The “Day of Rage” rocked the nation of Israel Saturday, spreading to the UK after calls for action went viral.
Hundreds of Bedouins and protestors gathered in Israel in a “Day of Rage” to voice their opposition to the governments plan for the resettlement of 40,000 people; a majority of them Bedouins, in the Negev Desert. The Prawer-Begin plan was designed to settle matters of land disputes among the Bedouin population within Israel’s borders. While the plan was called by Israeli officials as a “historic compromise” on behalf of the Israeli government, human rights organizations and the like are condemning the relocation efforts.
From Gaza City to East Jerusalem, the “Day of Rage” began peacefully, with protestors chanting “fascists” at Israeli government officials. Things turned for the worse when the peaceful gathering culminated in rage, ending with protestors pelting stones at police officers.
Israeli police fired tear gas, water cannons and used stun guns against protestors, all in all detaining 11 protestors. 10 police officers were reported injured and several law enforcement vehicles were damaged.
The “Day of Rage” is in direct opposition to not only the Prawer-Begin plan, but the “systematic ethnic cleansing” of Arabs in the region by Israeli government officials, says protestors. Revelations from Haaretz detailed a plan by the World Zionist Organization’s Settlement Division to develop “a balance” between the Arab and Jewish population by settling more Jews in Galilee. Haaretz’s findings also show that the settlement organization plans on bidding on development sites, totaling the “absorption” of 100,000 new citizens in Galilee.
The “Day of Rage” went as far as the United Kingdom, where clashes between protestors and police made the headlines.
The protests in the United Kingdom were backed by a number of high profile British artists, among them writers and musicians, who signed onto an open letter to the British and Israeli governments, in an effort to halt the proposed relocation efforts.
The high profile British artists are calling for the British government to curtail Israel’s ambitions and use any type of leverage to prevent Israel from abusing the Bedouin’s sovereignty.
A statement in the open letter to the British government said “There can be no ‘business as usual’ with a state which preparing to ethnically cleanse 70,000 people. It’s time to start challenging Israel’s racism and apartheid policies,”
“Day of Rage” protests are planned to continue throughout the week, with demonstrators setting up plans to hold rallies in Brighton, Bristol, Cardiff, Lambeth and London this coming Saturday. Meanwhile Palestinians in Israel are planning on joining the mass demonstrations.

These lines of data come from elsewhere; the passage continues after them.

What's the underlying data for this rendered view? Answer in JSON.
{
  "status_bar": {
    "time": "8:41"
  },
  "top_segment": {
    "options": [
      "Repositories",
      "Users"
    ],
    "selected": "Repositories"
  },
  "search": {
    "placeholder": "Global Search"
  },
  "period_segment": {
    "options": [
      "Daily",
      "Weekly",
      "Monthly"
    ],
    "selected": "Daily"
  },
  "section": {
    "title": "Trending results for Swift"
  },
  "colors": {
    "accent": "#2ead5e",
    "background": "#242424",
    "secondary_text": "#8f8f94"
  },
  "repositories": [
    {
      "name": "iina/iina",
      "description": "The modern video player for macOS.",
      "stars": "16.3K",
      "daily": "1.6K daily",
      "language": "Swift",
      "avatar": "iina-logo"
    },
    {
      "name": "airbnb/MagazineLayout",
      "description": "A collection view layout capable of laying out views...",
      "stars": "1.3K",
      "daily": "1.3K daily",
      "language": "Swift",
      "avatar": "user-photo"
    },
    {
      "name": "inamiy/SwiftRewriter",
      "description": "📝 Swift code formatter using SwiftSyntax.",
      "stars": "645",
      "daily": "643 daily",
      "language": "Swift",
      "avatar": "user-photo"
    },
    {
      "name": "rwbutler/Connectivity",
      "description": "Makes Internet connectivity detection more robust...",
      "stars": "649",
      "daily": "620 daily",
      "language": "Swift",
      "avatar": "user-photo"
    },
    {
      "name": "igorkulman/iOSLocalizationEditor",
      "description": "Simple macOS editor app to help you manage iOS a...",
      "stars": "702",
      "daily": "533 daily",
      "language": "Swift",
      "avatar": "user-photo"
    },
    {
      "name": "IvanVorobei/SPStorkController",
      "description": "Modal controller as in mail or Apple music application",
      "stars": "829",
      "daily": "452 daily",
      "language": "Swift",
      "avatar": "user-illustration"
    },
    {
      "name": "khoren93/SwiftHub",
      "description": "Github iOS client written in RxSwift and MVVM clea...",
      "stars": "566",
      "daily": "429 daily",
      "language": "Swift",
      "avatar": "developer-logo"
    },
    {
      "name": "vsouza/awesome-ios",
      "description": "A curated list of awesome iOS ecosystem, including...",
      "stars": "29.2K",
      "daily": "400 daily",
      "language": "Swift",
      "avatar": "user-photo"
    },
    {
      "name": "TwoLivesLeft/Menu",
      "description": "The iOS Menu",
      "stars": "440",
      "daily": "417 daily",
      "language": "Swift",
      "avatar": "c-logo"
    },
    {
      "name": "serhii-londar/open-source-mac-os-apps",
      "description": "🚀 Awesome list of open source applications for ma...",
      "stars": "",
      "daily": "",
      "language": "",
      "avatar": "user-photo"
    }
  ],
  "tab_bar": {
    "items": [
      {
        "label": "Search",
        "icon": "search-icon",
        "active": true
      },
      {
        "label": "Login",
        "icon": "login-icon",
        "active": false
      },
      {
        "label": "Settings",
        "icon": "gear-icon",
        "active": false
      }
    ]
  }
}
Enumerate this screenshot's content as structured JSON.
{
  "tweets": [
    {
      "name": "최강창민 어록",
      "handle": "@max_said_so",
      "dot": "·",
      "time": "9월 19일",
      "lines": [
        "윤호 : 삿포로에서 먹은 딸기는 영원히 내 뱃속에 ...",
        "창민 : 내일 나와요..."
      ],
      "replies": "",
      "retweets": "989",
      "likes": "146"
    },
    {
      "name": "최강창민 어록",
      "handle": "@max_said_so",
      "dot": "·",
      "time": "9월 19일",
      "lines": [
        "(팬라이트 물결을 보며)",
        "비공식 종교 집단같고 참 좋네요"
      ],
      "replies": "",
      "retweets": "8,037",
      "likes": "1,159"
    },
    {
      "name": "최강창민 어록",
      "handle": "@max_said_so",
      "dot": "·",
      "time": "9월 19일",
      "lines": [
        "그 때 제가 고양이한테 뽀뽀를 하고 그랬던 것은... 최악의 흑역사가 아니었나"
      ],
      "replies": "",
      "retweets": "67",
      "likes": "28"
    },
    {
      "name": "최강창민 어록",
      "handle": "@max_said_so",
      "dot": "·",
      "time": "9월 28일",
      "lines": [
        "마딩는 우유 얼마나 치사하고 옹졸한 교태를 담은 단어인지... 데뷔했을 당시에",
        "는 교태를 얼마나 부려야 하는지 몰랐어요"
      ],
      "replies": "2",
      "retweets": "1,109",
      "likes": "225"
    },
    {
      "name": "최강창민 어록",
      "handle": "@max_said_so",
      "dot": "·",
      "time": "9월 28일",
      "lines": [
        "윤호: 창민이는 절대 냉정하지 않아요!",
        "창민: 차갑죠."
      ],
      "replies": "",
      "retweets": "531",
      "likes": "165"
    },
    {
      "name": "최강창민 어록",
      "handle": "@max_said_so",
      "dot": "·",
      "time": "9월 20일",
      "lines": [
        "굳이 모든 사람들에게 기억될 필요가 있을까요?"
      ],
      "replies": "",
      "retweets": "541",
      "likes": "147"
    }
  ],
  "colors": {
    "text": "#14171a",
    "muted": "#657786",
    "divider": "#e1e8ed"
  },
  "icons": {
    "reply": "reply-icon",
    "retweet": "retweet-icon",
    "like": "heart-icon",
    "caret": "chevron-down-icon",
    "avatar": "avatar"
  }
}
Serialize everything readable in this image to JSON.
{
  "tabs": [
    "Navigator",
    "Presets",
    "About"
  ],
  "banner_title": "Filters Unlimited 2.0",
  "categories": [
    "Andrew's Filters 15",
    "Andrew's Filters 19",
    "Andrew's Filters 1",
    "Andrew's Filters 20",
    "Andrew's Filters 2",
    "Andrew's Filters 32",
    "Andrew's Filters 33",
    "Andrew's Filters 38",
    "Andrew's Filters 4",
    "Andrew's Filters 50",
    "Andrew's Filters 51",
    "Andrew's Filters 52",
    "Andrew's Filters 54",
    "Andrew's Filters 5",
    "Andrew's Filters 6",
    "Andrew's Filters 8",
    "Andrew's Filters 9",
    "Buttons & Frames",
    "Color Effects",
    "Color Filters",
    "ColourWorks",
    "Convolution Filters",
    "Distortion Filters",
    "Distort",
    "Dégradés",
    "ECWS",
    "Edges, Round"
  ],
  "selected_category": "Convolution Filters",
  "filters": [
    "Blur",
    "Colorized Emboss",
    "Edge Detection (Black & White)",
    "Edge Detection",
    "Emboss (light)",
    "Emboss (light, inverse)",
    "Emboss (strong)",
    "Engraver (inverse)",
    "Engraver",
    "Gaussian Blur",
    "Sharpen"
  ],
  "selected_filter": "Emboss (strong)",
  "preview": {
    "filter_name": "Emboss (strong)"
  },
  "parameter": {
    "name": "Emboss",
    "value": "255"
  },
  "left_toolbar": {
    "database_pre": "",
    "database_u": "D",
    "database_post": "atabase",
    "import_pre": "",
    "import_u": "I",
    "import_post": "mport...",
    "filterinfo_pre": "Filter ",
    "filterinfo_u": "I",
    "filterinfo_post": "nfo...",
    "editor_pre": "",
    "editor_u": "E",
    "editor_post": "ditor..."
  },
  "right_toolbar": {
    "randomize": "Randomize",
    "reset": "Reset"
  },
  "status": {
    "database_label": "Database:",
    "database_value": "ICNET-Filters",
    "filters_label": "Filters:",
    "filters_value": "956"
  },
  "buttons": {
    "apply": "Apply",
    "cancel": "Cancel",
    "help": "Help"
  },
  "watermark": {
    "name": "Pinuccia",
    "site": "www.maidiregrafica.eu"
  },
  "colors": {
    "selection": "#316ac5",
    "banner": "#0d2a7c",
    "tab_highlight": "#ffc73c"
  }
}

While the initiative has not been confirmed yet, Israeli officials show no sign of abating in face of the growing discontent.
The U.N. weighed in on the issue, with Ban Ki-Moon Secretary of the U.N., urging Israel to retract plans to relocate the Bedouin population and build new Jewish settlements.
Even some Israeli media have voiced their opposition to the proposal, claiming that the Bedouin population are citizens of Israel, granted legal status in the 1950s.
Prime Minister Benjamin Netanyahu has been vocal on the issue, saying that the expansion of settlements is nothing more than Israel claiming right to its land.
“(Israel) will not be subjected to any restrictions concerning settlement,” said Netanyahu while meeting with the Israeli right-wing Likud bloc.
“Day of Rage” protests are set to continue throughout the week.